Bonn: Katja Dörner und Carolin Kruse üben Kritik an Primark im Maximiliancenter

Kritik an Textilkette : Bonner Politikerinnen schlagen Einladung zur Primark-Eröffnung aus

Mehrere Lokalpolitiker sind zur Eröffnung einer neuen Primark-Filiale am Dienstag in die Bonner Innenstadt eingeladen worden. Zwei Grünen-Politikerinnen erklären öffentlich, warum sie nicht teilnehmen und stattdessen lieber vor der Filiale demonstrieren wollen.

Schon lange bevor sich am Dienstag um 10 Uhr erstmals die Türe für den Primark im neuen Maximiliancenter in Bonn öffnet, haben sich viele Nutzer der sozialen Netzwerke einen verbalen Schlagabtausch zu dem umstrittenen Textildiscounter geliefert. Auf der Facebook-Seite der Bonner Bundestagsabgeordneten Katja Dörner (Grüne) hat auch die städtische Sozial- und Familiendezernentin Carolin Krause (CDU) gepostet, was sie von Primark hält. Offensichtlich nicht viel. "Ich lehne das System Primark ab", schreibt Krause.

Dörner hatte als Abgeordnete einen offenen Brief an das irische Textilunternehmen veröffentlicht. Darin erklärt sie, dass sie die Einladung zur Eröffnung nicht wahrnehme, sondern sich mit vielen anderen vor der Filiale gegen das Geschäftsmodell "fast fashion" versammeln und demonstrieren werde. "Auch wenn ich selbstverständlich ein großes Interesse an einer attraktiven Innenstadt Bonns mit einem vielfältigen Angebot an Einkaufsmöglichkeiten habe, ist das Geschäftsmodell von Primark – und anderer Textilunternehmen – aus meiner Sicht kritikwürdig", schreibt Dörner.

Das Geschäftsmodell "fast fashion", das auch Primark maßgeblich präge, sei weder nachhaltig noch sozialverträglich. "Kleidung wird für wenig Geld in immer größeren Mengen gekauft, während in Fabriken, in denen Sie produzieren lassen, oftmals katastrophale Bedingungen herrschen." Primark selbst wehrt sich gegen die Kritik und verweist stets auf Maßnahmen seinerseits, um die Standards der Internationalen Arbeitsorganisation der Vereinten Nationen zu erfüllen.

Krause, die laut städtischem Presseamt derzeit verreist ist, schreibt an Dörner: "Ich kann Ihren Brief absolut nachvollziehen und würde auch nicht zur Eröffnung gehen, auch wenn ich nicht in Urlaub wäre." Man dürfe zwar nicht aus den Augen verlieren, dass auch Bonner mit weniger Einkommen ihre Kinder und sich modisch kleiden wollten. "Trotzdem lehne auch ich das System Primark ab. Nun liegt es an den Bonnerinnen und Bonnern, ob dieses Geschäftsmodell angenommen wird."

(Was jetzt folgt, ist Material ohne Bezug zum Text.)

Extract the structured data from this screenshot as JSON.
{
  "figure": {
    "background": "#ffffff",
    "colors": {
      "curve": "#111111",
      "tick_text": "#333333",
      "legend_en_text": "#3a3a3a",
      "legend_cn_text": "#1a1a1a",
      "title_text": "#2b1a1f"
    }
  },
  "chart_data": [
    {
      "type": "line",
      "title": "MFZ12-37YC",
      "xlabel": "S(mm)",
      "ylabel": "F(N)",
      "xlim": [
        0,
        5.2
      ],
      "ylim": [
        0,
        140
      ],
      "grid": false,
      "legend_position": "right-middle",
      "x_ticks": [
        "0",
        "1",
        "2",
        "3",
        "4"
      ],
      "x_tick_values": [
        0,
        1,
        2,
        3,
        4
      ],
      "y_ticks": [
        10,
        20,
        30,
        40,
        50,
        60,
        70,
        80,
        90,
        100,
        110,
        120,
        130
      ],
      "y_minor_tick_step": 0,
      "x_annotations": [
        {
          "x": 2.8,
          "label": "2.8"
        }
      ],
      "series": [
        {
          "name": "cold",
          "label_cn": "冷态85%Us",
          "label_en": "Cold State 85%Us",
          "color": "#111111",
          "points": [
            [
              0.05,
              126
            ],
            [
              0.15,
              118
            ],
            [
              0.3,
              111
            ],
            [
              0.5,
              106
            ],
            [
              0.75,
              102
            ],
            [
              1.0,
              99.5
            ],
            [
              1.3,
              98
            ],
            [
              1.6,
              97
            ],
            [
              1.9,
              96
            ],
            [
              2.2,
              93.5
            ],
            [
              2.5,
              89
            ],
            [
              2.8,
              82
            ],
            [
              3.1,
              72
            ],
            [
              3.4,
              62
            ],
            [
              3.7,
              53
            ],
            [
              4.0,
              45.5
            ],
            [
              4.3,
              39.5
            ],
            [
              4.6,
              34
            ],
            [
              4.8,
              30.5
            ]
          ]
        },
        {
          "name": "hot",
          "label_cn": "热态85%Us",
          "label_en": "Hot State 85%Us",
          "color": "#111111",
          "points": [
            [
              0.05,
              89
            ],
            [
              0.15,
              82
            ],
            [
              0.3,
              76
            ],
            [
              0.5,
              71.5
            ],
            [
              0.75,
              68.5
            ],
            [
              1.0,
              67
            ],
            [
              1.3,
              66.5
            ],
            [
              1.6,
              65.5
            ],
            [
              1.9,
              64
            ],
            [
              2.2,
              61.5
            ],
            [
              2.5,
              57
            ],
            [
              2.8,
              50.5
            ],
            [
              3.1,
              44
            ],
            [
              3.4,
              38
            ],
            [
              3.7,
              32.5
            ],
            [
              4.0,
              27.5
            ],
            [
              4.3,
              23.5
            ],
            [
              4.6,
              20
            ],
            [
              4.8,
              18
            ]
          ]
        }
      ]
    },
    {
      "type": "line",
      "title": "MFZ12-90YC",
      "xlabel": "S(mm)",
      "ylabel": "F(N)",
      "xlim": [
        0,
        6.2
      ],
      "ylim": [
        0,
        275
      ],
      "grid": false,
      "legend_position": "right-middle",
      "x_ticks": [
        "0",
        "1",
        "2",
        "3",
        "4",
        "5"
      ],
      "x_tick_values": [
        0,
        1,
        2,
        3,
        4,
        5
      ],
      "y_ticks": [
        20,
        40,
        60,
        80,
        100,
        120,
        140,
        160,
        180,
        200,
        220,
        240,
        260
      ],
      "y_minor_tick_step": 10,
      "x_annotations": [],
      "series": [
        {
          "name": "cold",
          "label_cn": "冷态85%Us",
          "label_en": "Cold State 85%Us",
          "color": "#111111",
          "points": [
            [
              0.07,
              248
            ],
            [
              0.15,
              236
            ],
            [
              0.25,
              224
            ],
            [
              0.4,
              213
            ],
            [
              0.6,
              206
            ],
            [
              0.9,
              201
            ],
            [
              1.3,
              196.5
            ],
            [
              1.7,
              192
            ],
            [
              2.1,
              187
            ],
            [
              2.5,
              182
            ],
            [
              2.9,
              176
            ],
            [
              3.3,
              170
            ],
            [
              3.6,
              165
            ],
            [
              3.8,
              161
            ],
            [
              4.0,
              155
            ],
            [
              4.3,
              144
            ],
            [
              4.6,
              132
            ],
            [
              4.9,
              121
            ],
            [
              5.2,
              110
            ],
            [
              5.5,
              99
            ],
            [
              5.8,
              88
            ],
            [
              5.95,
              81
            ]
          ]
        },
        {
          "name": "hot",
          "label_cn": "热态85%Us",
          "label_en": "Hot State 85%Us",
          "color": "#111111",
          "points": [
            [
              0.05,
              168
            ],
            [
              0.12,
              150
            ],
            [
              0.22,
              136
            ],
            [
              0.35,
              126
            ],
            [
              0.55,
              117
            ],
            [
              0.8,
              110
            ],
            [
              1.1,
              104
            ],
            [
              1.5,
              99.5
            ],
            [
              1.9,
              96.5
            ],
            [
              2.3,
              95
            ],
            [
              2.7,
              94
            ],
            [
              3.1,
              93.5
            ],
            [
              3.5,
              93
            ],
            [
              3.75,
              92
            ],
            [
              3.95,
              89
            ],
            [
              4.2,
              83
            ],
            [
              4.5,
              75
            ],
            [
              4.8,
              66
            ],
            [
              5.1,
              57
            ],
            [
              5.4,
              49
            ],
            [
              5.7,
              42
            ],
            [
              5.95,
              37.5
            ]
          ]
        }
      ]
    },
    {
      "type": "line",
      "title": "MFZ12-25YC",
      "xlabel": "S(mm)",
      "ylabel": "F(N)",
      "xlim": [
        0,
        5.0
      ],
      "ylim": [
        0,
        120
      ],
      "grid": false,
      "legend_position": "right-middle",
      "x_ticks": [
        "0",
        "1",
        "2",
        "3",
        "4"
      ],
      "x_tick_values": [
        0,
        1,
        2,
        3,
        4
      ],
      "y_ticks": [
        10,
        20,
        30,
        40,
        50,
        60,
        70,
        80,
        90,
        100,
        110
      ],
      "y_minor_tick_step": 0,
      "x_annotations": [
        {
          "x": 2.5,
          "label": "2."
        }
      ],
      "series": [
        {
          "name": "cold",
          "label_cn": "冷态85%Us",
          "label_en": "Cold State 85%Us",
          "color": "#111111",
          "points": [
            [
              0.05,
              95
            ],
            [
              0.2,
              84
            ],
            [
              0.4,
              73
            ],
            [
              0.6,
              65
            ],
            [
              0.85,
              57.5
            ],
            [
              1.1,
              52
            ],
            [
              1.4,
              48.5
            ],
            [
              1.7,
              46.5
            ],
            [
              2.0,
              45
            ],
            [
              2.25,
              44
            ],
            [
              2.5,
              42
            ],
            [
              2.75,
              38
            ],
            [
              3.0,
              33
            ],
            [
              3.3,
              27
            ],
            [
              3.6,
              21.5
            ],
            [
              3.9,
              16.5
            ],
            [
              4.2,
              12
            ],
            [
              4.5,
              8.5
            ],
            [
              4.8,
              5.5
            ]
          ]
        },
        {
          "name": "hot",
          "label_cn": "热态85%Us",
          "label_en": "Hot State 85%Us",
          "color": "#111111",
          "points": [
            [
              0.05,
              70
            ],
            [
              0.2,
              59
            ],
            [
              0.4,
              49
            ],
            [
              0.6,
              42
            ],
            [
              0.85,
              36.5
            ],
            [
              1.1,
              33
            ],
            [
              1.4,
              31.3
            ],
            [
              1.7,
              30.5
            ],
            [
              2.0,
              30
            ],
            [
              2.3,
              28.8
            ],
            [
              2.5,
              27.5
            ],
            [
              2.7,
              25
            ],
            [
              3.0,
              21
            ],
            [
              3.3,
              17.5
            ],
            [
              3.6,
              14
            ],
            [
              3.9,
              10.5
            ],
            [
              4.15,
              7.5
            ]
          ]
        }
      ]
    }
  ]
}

Wie Stadtsprecherin Monika Hörig auf GA-Nachfrage bestätigte, ist Oberbürgermeister Ashok Sridharan von Primark zur Eröffnung eingeladen. "Der OB ist eingeladen, geht allerdings nicht hin, auch kein Vertreter. Die Stadt würdigt die Eröffnung des Maximilian-Centers durch den OB, aber nicht jeden einzelnen Mieter." Wie berichtet, hatte Sridharan mit dem Projektentwickler des Maximiliancenters, Ten Brinke, am Dienstag vergangener Woche in der Passage im Untergeschoss das Center offiziell eingeweiht.

Dieser Text ist zuerst beim Bonner General-Anzeiger erschienen.